Mental health and the gifted and talented

Today I want to talk about : Mental health and the gifted and talented

I wanted to talk to you about this because there was a time when Ofsted scrutiny was about looking at provision for the gifted and talented. Do you remember that?

Today it is not a specific area of scrutiny and this has implications for those of us committed to inclusion, special needs and mental health.

Firstly, the school’s inclusion agenda should inform the special needs policy- and this should include all learners who need additional support- of which the gifted and talented are one group.  SEN does not only mean those with learning difficulties. These pupils may appear on the data sheets as on track and in receipt of the Pupil Premium. 

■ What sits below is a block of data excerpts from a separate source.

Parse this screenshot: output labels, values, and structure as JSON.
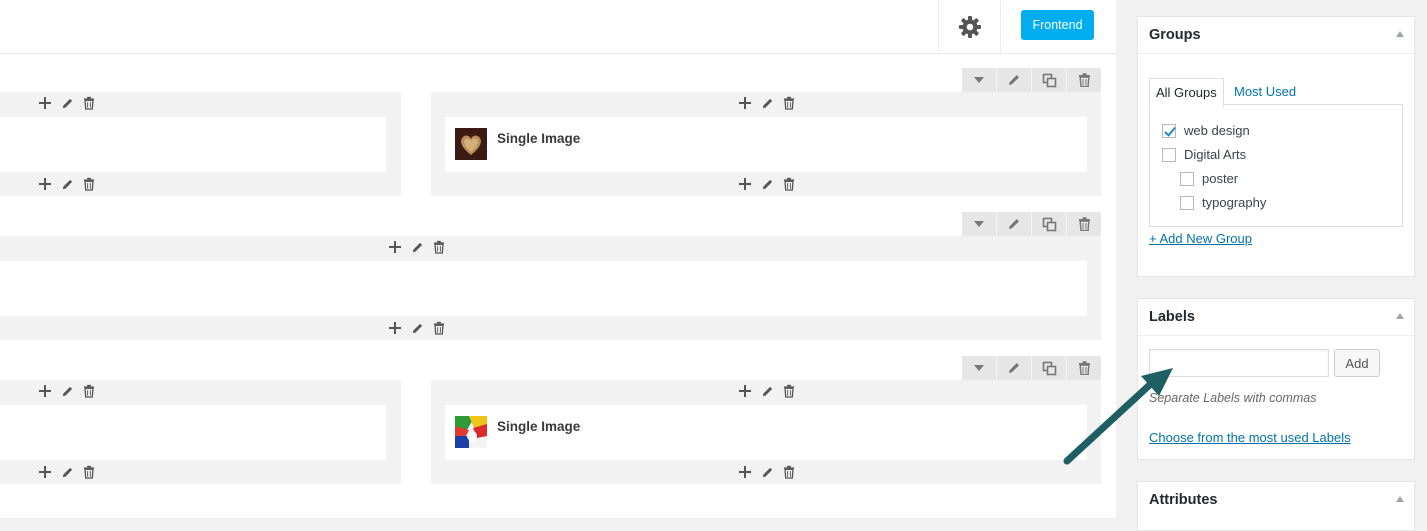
{
  "toolbar": {
    "settings_icon": "gear-icon",
    "frontend_label": "Frontend"
  },
  "row_controls_icons": [
    "caret-down-icon",
    "pencil-icon",
    "copy-icon",
    "trash-icon"
  ],
  "element_controls_icons": [
    "plus-icon",
    "pencil-icon",
    "trash-icon"
  ],
  "elements": [
    {
      "title": "Single Image",
      "thumbnail": "heart-image-thumbnail"
    },
    {
      "title": "Single Image",
      "thumbnail": "colorful-image-thumbnail"
    }
  ],
  "sidebar": {
    "groups": {
      "title": "Groups",
      "tabs": [
        "All Groups",
        "Most Used"
      ],
      "items": [
        {
          "label": "web design",
          "checked": true
        },
        {
          "label": "Digital Arts",
          "checked": false
        },
        {
          "label": "poster",
          "checked": false
        },
        {
          "label": "typography",
          "checked": false
        }
      ],
      "add_link": "+ Add New Group"
    },
    "labels": {
      "title": "Labels",
      "input_value": "",
      "add_button": "Add",
      "hint": "Separate Labels with commas",
      "choose_link": "Choose from the most used Labels"
    },
    "attributes": {
      "title": "Attributes"
    }
  },
  "colors": {
    "accent": "#00aef0",
    "link": "#0073aa",
    "arrow": "#1f5f63"
  }
}
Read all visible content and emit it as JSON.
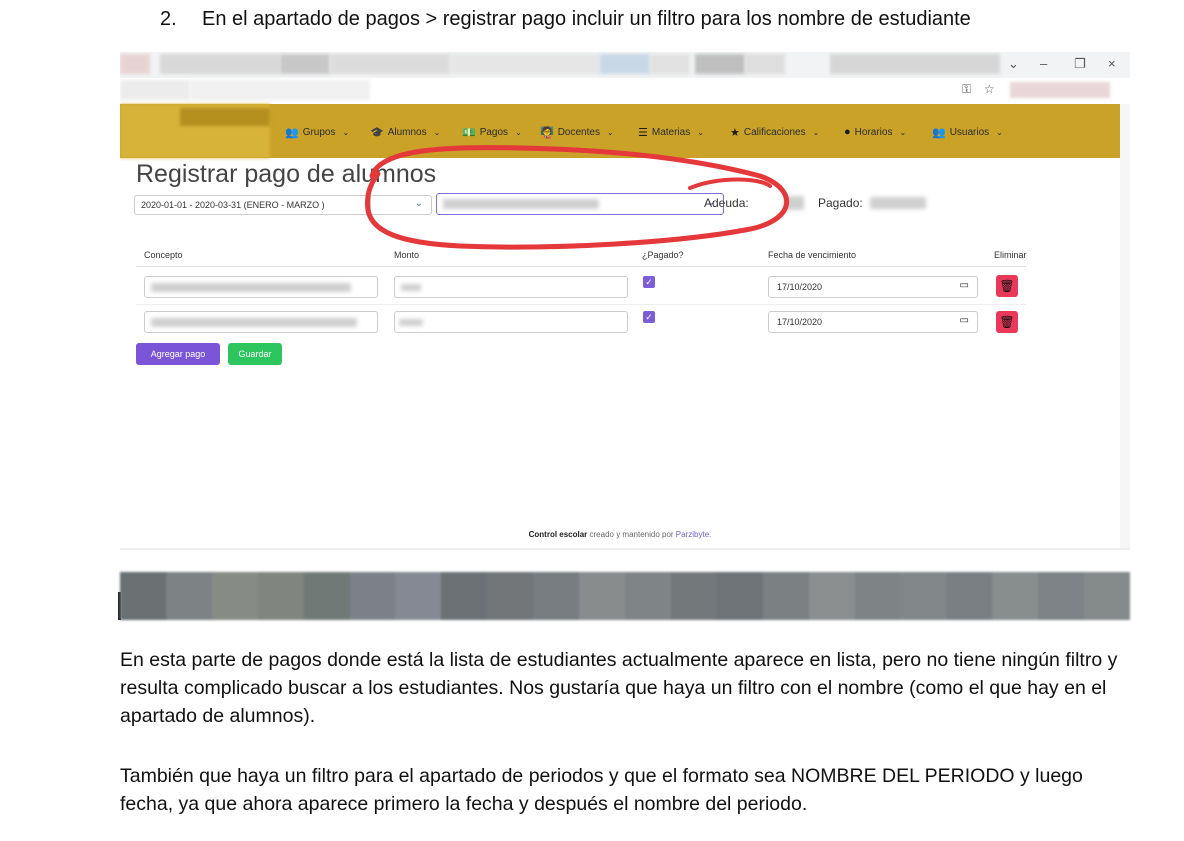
{
  "document": {
    "heading_number": "2.",
    "heading_text": "En el apartado de pagos > registrar pago incluir un filtro para los nombre de estudiante",
    "paragraph1": "En esta parte de pagos donde está la lista de estudiantes actualmente aparece en lista, pero no tiene ningún filtro y resulta complicado buscar a los estudiantes. Nos gustaría que haya un filtro con el nombre (como el que hay en el apartado de alumnos).",
    "paragraph2": "También que haya un filtro para el apartado de periodos y que el formato sea NOMBRE DEL PERIODO  y luego fecha, ya que ahora aparece primero la fecha y después el nombre del periodo."
  },
  "window": {
    "minimize": "–",
    "restore": "❐",
    "close": "×",
    "chevron": "⌄",
    "key_icon": "⚿",
    "star_icon": "☆"
  },
  "nav": {
    "items": [
      {
        "label": "Grupos",
        "icon": "users-icon",
        "glyph": "👥"
      },
      {
        "label": "Alumnos",
        "icon": "graduation-cap-icon",
        "glyph": "🎓"
      },
      {
        "label": "Pagos",
        "icon": "money-icon",
        "glyph": "💵"
      },
      {
        "label": "Docentes",
        "icon": "teacher-icon",
        "glyph": "🧑‍🏫"
      },
      {
        "label": "Materias",
        "icon": "list-icon",
        "glyph": "☰"
      },
      {
        "label": "Calificaciones",
        "icon": "star-icon",
        "glyph": "★"
      },
      {
        "label": "Horarios",
        "icon": "clock-icon",
        "glyph": "●"
      },
      {
        "label": "Usuarios",
        "icon": "users-icon",
        "glyph": "👥"
      }
    ],
    "chevron": "⌄",
    "color": "#c9a227"
  },
  "page": {
    "title": "Registrar pago de alumnos",
    "period_select_value": "2020-01-01 - 2020-03-31 (ENERO - MARZO )",
    "adeuda_label": "Adeuda:",
    "pagado_label": "Pagado:"
  },
  "table": {
    "headers": [
      "Concepto",
      "Monto",
      "¿Pagado?",
      "Fecha de vencimiento",
      "Eliminar"
    ],
    "rows": [
      {
        "date": "17/10/2020",
        "paid": true
      },
      {
        "date": "17/10/2020",
        "paid": true
      }
    ],
    "checkmark": "✓",
    "calendar_glyph": "▭",
    "trash_glyph": "🗑"
  },
  "buttons": {
    "add_payment": "Agregar pago",
    "save": "Guardar"
  },
  "footer": {
    "app_name": "Control escolar",
    "middle": " creado y mantenido por ",
    "company": "Parzibyte",
    "end": "."
  },
  "colors": {
    "accent_purple": "#7a55d8",
    "success_green": "#2dc55d",
    "danger_red": "#e8395a",
    "annotation_red": "#e5383b"
  }
}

Secondly, many of the gifted and talented learners experience mental health challenges. They are often super-sensitive. They may have very high self-imposed expectations of themselves and can be devastated by failure or inadequacy. Parental and peer pressure only add to this. Frustration and boredom add to the mix, as well as feeling different and unaccepted. 

These pupils have additional needs that need supporting in a different way from those with SEN however, the ‘clever’ child, the gifted musician, the sports-talented will have factors in common when it come to emotional vulnerability. 

Do you meet their needs at your school? Here are a few prompts to set you thinking;

  • Are the school’s procedures for identifying gifted and talented evident, transparent, non-discriminatory, flexible and effective?
  • Do teachers pay attention to their style of questions and explanations to develop these creative minds?
  • What enrichment and extension activities are in use?
  • Are there any setting or groupings to assist accelerated learning?
  • Are pupil attitudes challenged regarding negative stereo-typing of the gifted and talented e.g. the swot, the nerd?
  • Are any particular groups of pupils under-represented in the cohort of gifted and talented? What is your explanation for this?
  • And who is the lead for this area- the inclusion manager, the SENDCO, who?

I know this may be ‘yet another thing to think about’!

Please do think about it, even if only from the point of view of enhancing your SATs scores. Meeting the special mental health needs of these pupils will only improve your data- and you will feel so much better that all your pupils’ needs are met at your school.